[Kolloquium München] Tolga Esmer: Economies of Violence, Imperial Governance, and the Socio-Cultural Dimensions of Banditry in the Ottoman Empire, c.1800

09.06.2015 (09:42)

On May 13th, Dr. Tolga U. Esmer, Assistant Professor at the Central European University of Budapest, talked in Munich about "Economies of Violence, Imperial Governance, and the Socio-Cultural Dimensions of Banditry in the Ottoman Empire, c.1800".

Tolga Esmer revealed that until the 1792 Russo-Ottoman war, the use of violence and terror  had always been an important part of the Ottoman imperial order. In his presentation, Esmer focused on the formation and impact of local bands of bandits in the Southern Balkan Mountains using records from the Ottoman state archives. The wartime Muslim warrior- entrepreneurs had turned into bandits to make a living. Especially the Bandit leader Kara Feyzi emerged as a broker and social actor in imperial politics, being able to even win  Ottoman bureaucrats over to participate in his plundering.

Esmer emphasized material and symbolical reasons for the culture of violence. Kara Feyzi claimed gifts from the Imperial treasury in return for the guarantee of peace in the borderlands and challenged the state`s authority with beheadings of captured members of the Ottoman law enforcement troops. Thereby Kara Feyzi questioned the Ottoman state`s image as the only arbiter of justice and moral authority and produced his own version of order.
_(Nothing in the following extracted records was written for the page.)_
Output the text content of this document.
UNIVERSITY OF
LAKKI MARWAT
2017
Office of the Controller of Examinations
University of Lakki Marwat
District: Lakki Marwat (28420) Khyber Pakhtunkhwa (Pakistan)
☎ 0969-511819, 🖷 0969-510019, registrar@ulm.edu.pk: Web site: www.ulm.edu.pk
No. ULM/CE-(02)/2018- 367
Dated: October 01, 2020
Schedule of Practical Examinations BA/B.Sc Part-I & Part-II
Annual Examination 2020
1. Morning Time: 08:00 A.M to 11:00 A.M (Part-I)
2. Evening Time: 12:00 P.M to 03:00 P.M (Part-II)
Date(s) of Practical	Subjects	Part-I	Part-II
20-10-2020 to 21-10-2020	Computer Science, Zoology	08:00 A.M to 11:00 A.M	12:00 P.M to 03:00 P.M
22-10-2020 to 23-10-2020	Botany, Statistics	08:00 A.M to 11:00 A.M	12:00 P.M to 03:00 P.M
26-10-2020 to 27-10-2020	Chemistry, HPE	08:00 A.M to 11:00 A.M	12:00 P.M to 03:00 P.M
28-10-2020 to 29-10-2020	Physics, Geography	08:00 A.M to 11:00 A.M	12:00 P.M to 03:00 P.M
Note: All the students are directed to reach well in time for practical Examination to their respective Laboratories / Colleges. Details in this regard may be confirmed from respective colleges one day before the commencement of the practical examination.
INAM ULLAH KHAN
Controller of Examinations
Kara Feyzi even became the role model for later local Christian Serbian and Greek plundering confederacies.

Esmer pleaded for the need to overcome uncritial national narratives and for interdisciplinary studies using Muslim and Christian sources alike, in order to get a wider understanding of the bandits and their impact on imperial society at the dawn of ethnical divisions in the Ottoman Balkans.